Minister believes Russian economy will avoid recession

PanARMENIAN.Net - The Russian economy will avoid a recession but is in a period of stagnation caused by high levels of social spending and structural problems, Russia’s top economic official said in an interview published by Kommersant newspaper Monday, Aug 12.

“Stagnation is probably an appropriate term [to describe the Russian economy],” Economic Development Minister Alexei Ulyukayev said in his first interview since he was appointed to the position in June, according to RIA Novosti.

Russia's economy grew just 1.2 percent in the second quarter of 2013 compared with a year earlier, according to estimates released by the State Statistics Service on Friday, the sixth consecutive quarter of falling growth, and the worst performance since the 2009 recession.
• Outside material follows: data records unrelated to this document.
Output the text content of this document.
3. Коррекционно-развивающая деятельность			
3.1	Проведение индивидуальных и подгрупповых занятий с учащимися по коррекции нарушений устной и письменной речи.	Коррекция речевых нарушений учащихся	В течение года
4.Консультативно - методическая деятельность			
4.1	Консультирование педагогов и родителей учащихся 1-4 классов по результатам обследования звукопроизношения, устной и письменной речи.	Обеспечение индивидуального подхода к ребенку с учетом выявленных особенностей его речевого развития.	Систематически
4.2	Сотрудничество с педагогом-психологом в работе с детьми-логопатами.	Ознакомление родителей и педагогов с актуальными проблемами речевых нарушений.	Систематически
While Ulyukayev conceded that the economy was tanking, he denied that it was entering a sustained period of contraction. "There is no recession. And there will not be one," he said, Kommersant reported. Problems were being caused by “institutional, structural and macroeconomic factors,” Ulyukayev said, singling out high levels of social spending as an underlying reason.

“We have very high spending levels that are caused by a certain set of conditions that cannot be scrapped,” Ulyukayev told Kommersant. “Russia is a middle income country but we have shouldered social obligations higher than those middle income countries usually have.”

The Russian economy slowed to 3.4 percent growth last year, from 4.3 percent growth in 2011, and in recent months experts and officials have reduce their growth forecasts for this year. The Economic Development Ministry cut its 2013 growth forecast from 3.7 percent to 2.4 percent last month.

“We are less optimistic about the outlook for 2013 and 2014, as, in addition to a weak institutional framework, economic policy is becoming increasingly enigmatic,” analysts from Sberbank CIB said in a research note Monday.